So you know this season suppose to be all about joy, family, and parties? But for you (and others) it is not about holiday cheer and getting what you want on Christmas morning. It is a time of extreme stress. Your financial situation may not be what you want it to be. You may be suffering from emotional overload. You could be dealing with PTSD. This is more than holiday blues. This is a real disorder that robs the happiness of the holidays. It is so easy to get caught up in the trap of “keeping up with the Joneses” and spending more than you should on extravagant gifts or having the best-decorated house on the block. Take a few minutes – or even a few days – before you buy to check-in with yourself and make sure that your fulfillment levels on a purchase match the price you are paying for it.
During this time of year, people often resort to bad habits. In part, that’s because, during the holidays, people tend to experience heightened emotions. You may feel overcome by loneliness, become annoyed by meddling relatives or lose patience with your loved ones. And in the present economy, you also may be worried about how you’ll be able to pay for gifts without maxing out your credit cards. The holidays present a dizzying array of demands, parties, shopping, baking, cleaning and entertaining, to name just a few.
But with some practical tips, you can minimize the stress that accompanies the holidays.
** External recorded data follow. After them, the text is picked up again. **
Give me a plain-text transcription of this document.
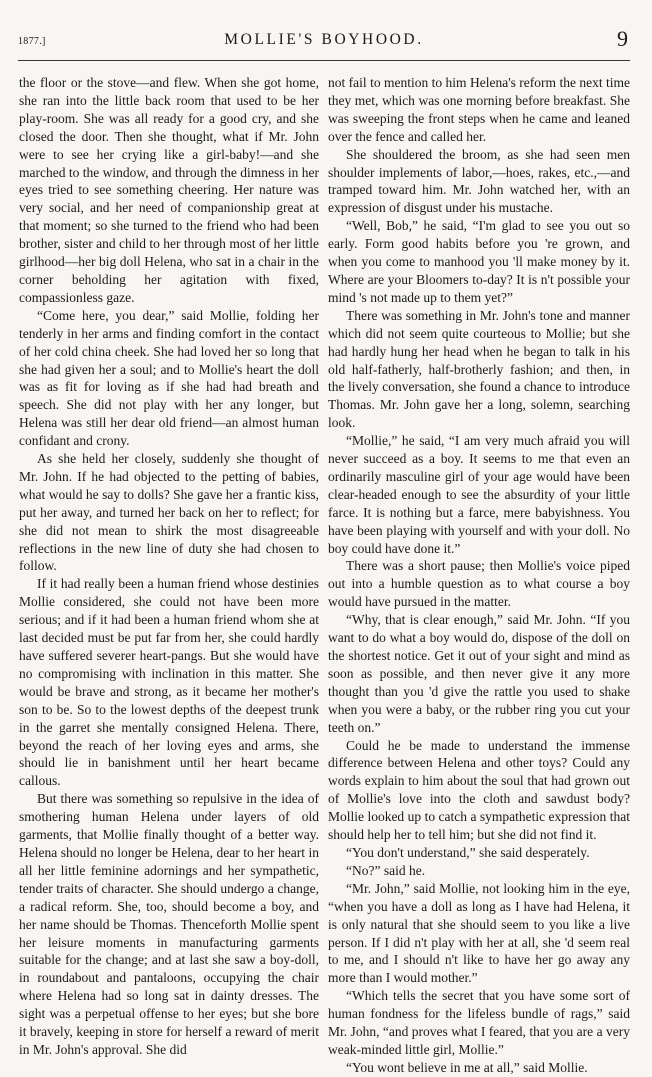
1877.]	MOLLIE'S BOYHOOD.	9

the floor or the stove—and flew. When she got home, she ran into the little back room that used to be her play-room. She was all ready for a good cry, and she closed the door. Then she thought, what if Mr. John were to see her crying like a girl-baby!—and she marched to the window, and through the dimness in her eyes tried to see something cheering. Her nature was very social, and her need of companionship great at that moment; so she turned to the friend who had been brother, sister and child to her through most of her little girlhood—her big doll Helena, who sat in a chair in the corner beholding her agitation with fixed, compassionless gaze.

“Come here, you dear,” said Mollie, folding her tenderly in her arms and finding comfort in the contact of her cold china cheek. She had loved her so long that she had given her a soul; and to Mollie's heart the doll was as fit for loving as if she had had breath and speech. She did not play with her any longer, but Helena was still her dear old friend—an almost human confidant and crony.

As she held her closely, suddenly she thought of Mr. John. If he had objected to the petting of babies, what would he say to dolls? She gave her a frantic kiss, put her away, and turned her back on her to reflect; for she did not mean to shirk the most disagreeable reflections in the new line of duty she had chosen to follow.

If it had really been a human friend whose destinies Mollie considered, she could not have been more serious; and if it had been a human friend whom she at last decided must be put far from her, she could hardly have suffered severer heart-pangs. But she would have no compromising with inclination in this matter. She would be brave and strong, as it became her mother's son to be. So to the lowest depths of the deepest trunk in the garret she mentally consigned Helena. There, beyond the reach of her loving eyes and arms, she should lie in banishment until her heart became callous.

But there was something so repulsive in the idea of smothering human Helena under layers of old garments, that Mollie finally thought of a better way. Helena should no longer be Helena, dear to her heart in all her little feminine adornings and her sympathetic, tender traits of character. She should undergo a change, a radical reform. She, too, should become a boy, and her name should be Thomas. Thenceforth Mollie spent her leisure moments in manufacturing garments suitable for the change; and at last she saw a boy-doll, in roundabout and pantaloons, occupying the chair where Helena had so long sat in dainty dresses. The sight was a perpetual offense to her eyes; but she bore it bravely, keeping in store for herself a reward of merit in Mr. John's approval. She did

not fail to mention to him Helena's reform the next time they met, which was one morning before breakfast. She was sweeping the front steps when he came and leaned over the fence and called her.

She shouldered the broom, as she had seen men shoulder implements of labor,—hoes, rakes, etc.,—and tramped toward him. Mr. John watched her, with an expression of disgust under his mustache.

“Well, Bob,” he said, “I'm glad to see you out so early. Form good habits before you 're grown, and when you come to manhood you 'll make money by it. Where are your Bloomers to-day? It is n't possible your mind 's not made up to them yet?”

There was something in Mr. John's tone and manner which did not seem quite courteous to Mollie; but she had hardly hung her head when he began to talk in his old half-fatherly, half-brotherly fashion; and then, in the lively conversation, she found a chance to introduce Thomas. Mr. John gave her a long, solemn, searching look.

“Mollie,” he said, “I am very much afraid you will never succeed as a boy. It seems to me that even an ordinarily masculine girl of your age would have been clear-headed enough to see the absurdity of your little farce. It is nothing but a farce, mere babyishness. You have been playing with yourself and with your doll. No boy could have done it.”

There was a short pause; then Mollie's voice piped out into a humble question as to what course a boy would have pursued in the matter.

“Why, that is clear enough,” said Mr. John. “If you want to do what a boy would do, dispose of the doll on the shortest notice. Get it out of your sight and mind as soon as possible, and then never give it any more thought than you 'd give the rattle you used to shake when you were a baby, or the rubber ring you cut your teeth on.”

Could he be made to understand the immense difference between Helena and other toys? Could any words explain to him about the soul that had grown out of Mollie's love into the cloth and sawdust body? Mollie looked up to catch a sympathetic expression that should help her to tell him; but she did not find it.

“You don't understand,” she said desperately.

“No?” said he.

“Mr. John,” said Mollie, not looking him in the eye, “when you have a doll as long as I have had Helena, it is only natural that she should seem to you like a live person. If I did n't play with her at all, she 'd seem real to me, and I should n't like to have her go away any more than I would mother.”

“Which tells the secret that you have some sort of human fondness for the lifeless bundle of rags,” said Mr. John, “and proves what I feared, that you are a very weak-minded little girl, Mollie.”

“You wont believe in me at all,” said Mollie.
You may even end up enjoying the holidays more than you thought you would.
Here are some tips to manage your stress level for the upcoming season.
The holidays don't have to be perfect or just like last year. As families change and grow, traditions and rituals often change as well. Choose a few to hold on to, and be open to creating new ones.
Set aside differences
Try to accept family members and friends as they are, even if they don't live up to all of your expectations. Set aside grievances until a more appropriate time for discussion. And be understanding if others get upset or distressed when something goes wrong. Chances are they're feeling the effects of holiday stress and depression, too.
Stick to a budget
Before you go gift and food shopping, decide how much money you can afford to spend. Then stick to your budget. Don't try to buy happiness with an avalanche of gifts.
Set aside specific days for shopping, baking, visiting friends and other activities. Plan your menus and then make your shopping list. That'll help prevent last-minute scrambling to buy forgotten ingredients. And make sure to line up help for party prep and cleanup.
Learn to say no
Saying yes when you should say no can leave you feeling resentful and overwhelmed. Friends and colleagues will understand if you can't participate in every project or activity.
Don't abandon healthy habits
Don't let the holidays become a free-for-all. Overindulgence only adds to your stress and guilt. Try these suggestions: Have a healthy snack before holiday parties so that you don't go overboard on ALL that's on the table or in the bar. Get plenty of sleep. Incorporate regular physical activity into each day.
Take a breather
Make some time for yourself. Spending just 15 minutes alone, without distractions, may refresh you enough to handle everything you need to do. Find something that reduces stress by clearing your mind, slowing your breathing and restoring inner calm.
Seek professional help if you need it
Despite your best efforts, you may find yourself feeling persistently sad or anxious, plagued by physical complaints, unable to sleep, irritable and hopeless, and unable to face routine chores. If these feelings last for a while, talk to your doctor or a mental health professional.
Don't let the holidays become something you dread.
Instead, take steps to prevent the stress and depression that can descend during the holidays. Learn to recognize your holiday triggers, such as financial pressures or personal demands, so you can combat them before they lead to a meltdown. With a little planning and some positive thinking, you can find peace and joy during the holidays.